Money Matters

What is net income and why is it important?

Learn the definition of net income and how to calculate net profit with net income formula Net Income = Total Revenue – (Expenses + Taxes).

Whether you are a sole trader doing your own accounting, or thinking about becoming an accountant, understanding the financial terms of your business account is essential.

Net income, sometimes called net profit, is one of the most important calculations to get right for several reasons.

It is part of calculating profit and loss statements, and it shows what money the business has made, after all deductions such as taxes, cost of goods, and overheads have been accounted for.

This article will touch on what net income is, how to calculate it, and why it is important.

Here’s what it covers:

What is net income?

Net income is a figure that is calculated to tell you how much your business has made after expenses, cost of goods, and tax has been taken, for a particular period of time.

You should understand your net income amount because it helps you keep tabs on the available money your business has or flag any debt you might accrue. Unlike the gross profit amount, it shows the real take home earnings of the business.

The net income amount can be positive or negative so it will either show a profit, or a loss.

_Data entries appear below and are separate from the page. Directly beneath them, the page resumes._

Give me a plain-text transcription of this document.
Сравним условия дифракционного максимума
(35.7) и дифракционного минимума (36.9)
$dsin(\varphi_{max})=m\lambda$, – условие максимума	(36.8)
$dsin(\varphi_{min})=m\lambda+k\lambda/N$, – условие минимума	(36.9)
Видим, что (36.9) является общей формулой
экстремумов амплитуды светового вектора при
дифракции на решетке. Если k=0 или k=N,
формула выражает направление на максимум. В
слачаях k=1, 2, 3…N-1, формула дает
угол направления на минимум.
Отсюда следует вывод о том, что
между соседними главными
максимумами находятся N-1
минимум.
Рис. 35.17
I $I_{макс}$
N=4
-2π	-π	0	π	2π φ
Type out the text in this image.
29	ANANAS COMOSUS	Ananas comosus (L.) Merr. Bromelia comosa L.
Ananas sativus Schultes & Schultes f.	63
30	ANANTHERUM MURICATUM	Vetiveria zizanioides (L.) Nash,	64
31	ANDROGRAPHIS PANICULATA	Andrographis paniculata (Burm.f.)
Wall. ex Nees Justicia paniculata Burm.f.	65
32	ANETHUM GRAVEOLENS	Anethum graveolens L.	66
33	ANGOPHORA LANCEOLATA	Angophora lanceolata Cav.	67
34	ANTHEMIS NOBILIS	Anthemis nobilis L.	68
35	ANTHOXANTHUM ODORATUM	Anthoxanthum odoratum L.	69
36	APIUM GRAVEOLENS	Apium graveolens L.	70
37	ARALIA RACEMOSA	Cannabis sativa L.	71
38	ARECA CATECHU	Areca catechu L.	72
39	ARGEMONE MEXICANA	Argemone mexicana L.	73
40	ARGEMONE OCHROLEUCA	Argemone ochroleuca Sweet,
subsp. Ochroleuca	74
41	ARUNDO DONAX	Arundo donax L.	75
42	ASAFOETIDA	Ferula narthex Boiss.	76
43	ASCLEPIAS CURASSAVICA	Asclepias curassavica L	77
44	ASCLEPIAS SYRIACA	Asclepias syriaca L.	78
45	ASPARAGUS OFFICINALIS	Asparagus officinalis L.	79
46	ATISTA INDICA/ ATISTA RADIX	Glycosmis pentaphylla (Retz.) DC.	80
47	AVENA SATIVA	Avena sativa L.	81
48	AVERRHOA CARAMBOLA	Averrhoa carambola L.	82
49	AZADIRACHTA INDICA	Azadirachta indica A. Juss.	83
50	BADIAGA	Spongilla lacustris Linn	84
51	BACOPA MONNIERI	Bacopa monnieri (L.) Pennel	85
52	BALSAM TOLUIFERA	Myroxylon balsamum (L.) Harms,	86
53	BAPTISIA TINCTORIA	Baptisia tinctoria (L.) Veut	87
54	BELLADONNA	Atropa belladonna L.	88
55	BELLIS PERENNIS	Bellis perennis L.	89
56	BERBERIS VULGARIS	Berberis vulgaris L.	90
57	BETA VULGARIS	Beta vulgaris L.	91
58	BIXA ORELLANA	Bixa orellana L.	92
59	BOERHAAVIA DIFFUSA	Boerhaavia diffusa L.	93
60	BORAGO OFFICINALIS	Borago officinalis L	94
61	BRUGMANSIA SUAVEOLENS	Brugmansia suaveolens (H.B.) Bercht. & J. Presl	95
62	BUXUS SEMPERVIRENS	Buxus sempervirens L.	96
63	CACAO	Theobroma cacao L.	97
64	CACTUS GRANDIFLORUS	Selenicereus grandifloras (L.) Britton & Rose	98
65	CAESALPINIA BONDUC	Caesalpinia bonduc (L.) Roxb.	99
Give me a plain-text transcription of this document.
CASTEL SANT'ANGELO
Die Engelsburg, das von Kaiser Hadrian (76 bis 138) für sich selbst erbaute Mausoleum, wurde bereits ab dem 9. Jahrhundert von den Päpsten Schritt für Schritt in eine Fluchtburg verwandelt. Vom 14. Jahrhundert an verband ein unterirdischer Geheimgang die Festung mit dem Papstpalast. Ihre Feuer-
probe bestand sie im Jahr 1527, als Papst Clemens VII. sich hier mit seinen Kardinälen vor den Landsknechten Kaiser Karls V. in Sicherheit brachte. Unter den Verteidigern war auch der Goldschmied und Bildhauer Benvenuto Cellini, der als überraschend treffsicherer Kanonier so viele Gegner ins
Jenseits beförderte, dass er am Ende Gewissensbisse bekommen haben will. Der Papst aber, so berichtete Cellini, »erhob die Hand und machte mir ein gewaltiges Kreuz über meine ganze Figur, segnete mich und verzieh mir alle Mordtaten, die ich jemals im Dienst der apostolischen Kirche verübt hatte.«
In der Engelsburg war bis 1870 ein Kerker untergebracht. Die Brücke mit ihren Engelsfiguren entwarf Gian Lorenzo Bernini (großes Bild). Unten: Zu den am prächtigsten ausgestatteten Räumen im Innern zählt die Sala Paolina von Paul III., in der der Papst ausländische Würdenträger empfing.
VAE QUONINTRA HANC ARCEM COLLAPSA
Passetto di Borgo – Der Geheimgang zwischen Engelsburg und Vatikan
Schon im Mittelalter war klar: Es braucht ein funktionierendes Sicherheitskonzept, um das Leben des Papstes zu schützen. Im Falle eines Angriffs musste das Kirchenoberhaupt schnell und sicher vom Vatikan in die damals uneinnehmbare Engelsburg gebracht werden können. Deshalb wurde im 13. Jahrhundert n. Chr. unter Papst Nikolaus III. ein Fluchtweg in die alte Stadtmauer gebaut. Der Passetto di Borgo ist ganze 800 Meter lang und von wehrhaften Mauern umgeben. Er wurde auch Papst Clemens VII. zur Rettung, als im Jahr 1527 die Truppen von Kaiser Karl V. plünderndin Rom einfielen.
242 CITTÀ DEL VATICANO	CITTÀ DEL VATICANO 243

As an employee, you hope net income is never in the negative, but as a business owner, it’s not the end of the world, as some months you may need to spend more on expenses than the business makes.

If a negative net income continues month-on-month. however, this should set alarm bells ringing and spur you to take immediate action.

Net income is also commonly referred to as net profit and net expenses. To find out more differences between what is net profit and net income, read the glossary entry.

Net income definition

How do you define net income?

Net income is your company’s total profits (whatever money is left) after deducting all costs of operation.

Costs of operations include business expenses such as inventory, insurance, salary payouts, rent, equipment costs, advertising, miscellaneous expenses—anything that you’ve paid in service of your business.

Also included in the costs of operating a business are depreciation, loss on investments, and payable taxes.

For example, if your business sold £10,000 worth of goods in a month, but spent £4,000 on product, £1,000 on advertising, £1,900 on tax, and £350 to a contractor, you would use your formula, or software that calculated it for you, to discover the net income for that month which is earnings, minus the other expenditures.

In this simple example, your net profit/income would be £2,750.

How to calculate net profit or net income

Net profit = Total revenue – (Expenses + Tax)

The simple net income definition is your company’s net profits or net earnings.

Commonly used to determine the profitability of individual sections or a business as a whole, factoring net income is an important evaluative measure for any business.

Why is net profit important?

Understanding net profit and net income is important because this figure shows the financial health of your business.

It will also inform your business strategy and the immediate future prospects of your company.

For example, if your net income is in the negative for several years, that means your business isn’t profitable.

You may not get investors you need to expand, and you will have to work hard to turn the business around into profitability.

But if a business is making positive net profits month-on-month, you might be able to finally expand a product line you’ve been wanting to create, or get funding from investors you’ve been trying to impress.

Final thoughts

Understanding these key terms will help you manage your business finances more effectively.

Working with an accountant or accounting software that can calculate these figures automatically will also free up your time to spend doing more strategic planning for business success.